Mi tío tenía una lavandería. Necesitado de dinero, le pedí trabajo para atender tras el mostrador. Yo tenía 15 años entonces. Temprano, llegaban al local los empleados: las lavanderas intercambiaban risas, el responsable de la plancha de vapor no cruzaba palabra con la señora de los despachos. Luego llegaba él, con un manojo de llaves que cascabeleaban en su mano. Ver a mi tío quitar con dificultad los candados era la rutina del inicio de jornada: desarmaba los topes, abría la estrecha puerta y entraba encorvándose, cuidando de no golpearse la cabeza. Segundos después, como un escuálido Hércules de una Lima ochentera, estiraba los brazos por sobre su calva para plegar la reja mientras su mecanismo gemía con un oxidado “traca-traca-traca”. Luego lo veíamos sacar paneles publicitarios y asegurarlos con macetas colocadas sobre sus bases como contrapeso. El barrido de la acera se lo dejaba a alguna de las lavanderas, porque el final de su ceremonia de apertura constituía su caminar directo hacia la oficina del fondo, atravesando un pasadizo flanqueado de apelmazadas prendas por lavar.
Han pasado 35 años de aquel primer trabajo y ahora entiendo que de allí proviene mi burocrática forma de empezar el día con una exacta rutina: dejo a mi hija en el colegio, desando las tres cuadras que me separan de casa y, al volver, enciendo la computadora que repite los metálicos retortijones de la reja de fierro de mi recordada lavandería. Preparar el café me toma el tiempo que demora en cargar. Luego me siento frente a la máquina y juego a escribir presionando botones, aunque ciertamente solo redacte notas que olvidaré antes de que sean publicadas. Como si fuera el inicio del ciclo de una enorme lavadora industrial, el texto que se va generando tiene la consistencia de ropa que da vueltas en el tambor, que cae siempre en el mismo sitio.

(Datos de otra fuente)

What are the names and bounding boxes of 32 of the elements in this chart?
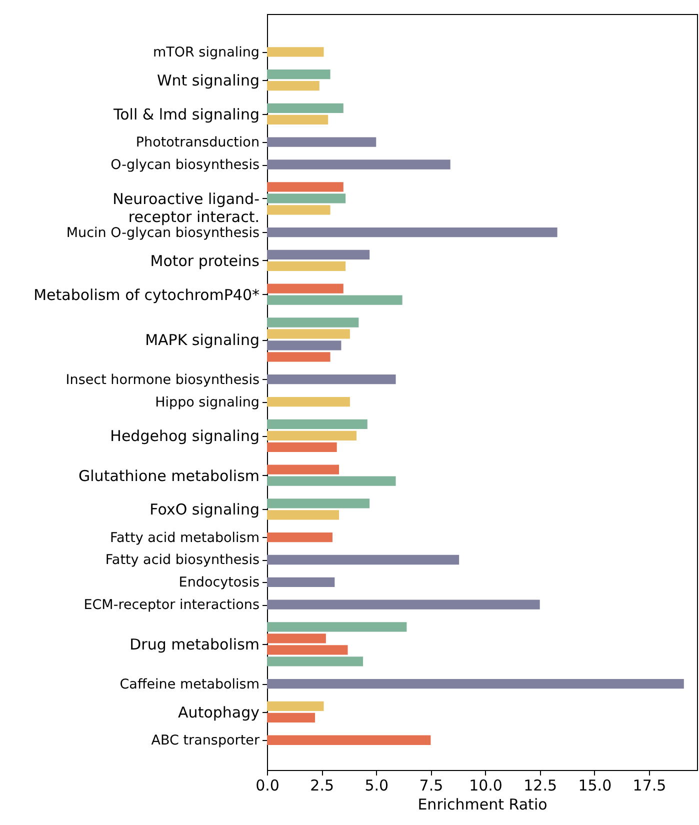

Entonces, me detengo. Reviso las palabras lavadas, pienso si debería estrujarlas o las centrifugo para acabar más rápido. En este día gris, lo que tenía pensado escribir sobre los funerales de una reina británica, el fallecido escritor español que no alcanzó el Premio Nobel de Literatura, el suicidio asistido de un cineasta francés o aquel músico argentino también muerto al que no escucho hace 20 años, ha adquirido la contextura de la ropa mojada y su húmedo tufillo. Todo es un revoltijo de repeticiones, sumergidas en un fluido de opiniones versadas en el mismo tema. Quizás sea el aburrimiento propio del trabajo remoto o la simple espera por la primavera, pero me hace falta el sol que recaliente la obsesión por encontrar un tema nuevo, el interés por comprender las cosas, por desmontarlas y explicarlas en una historia bien contada. En fin, afanes que, en un instante brillante, se imponen a nuestras rutinas.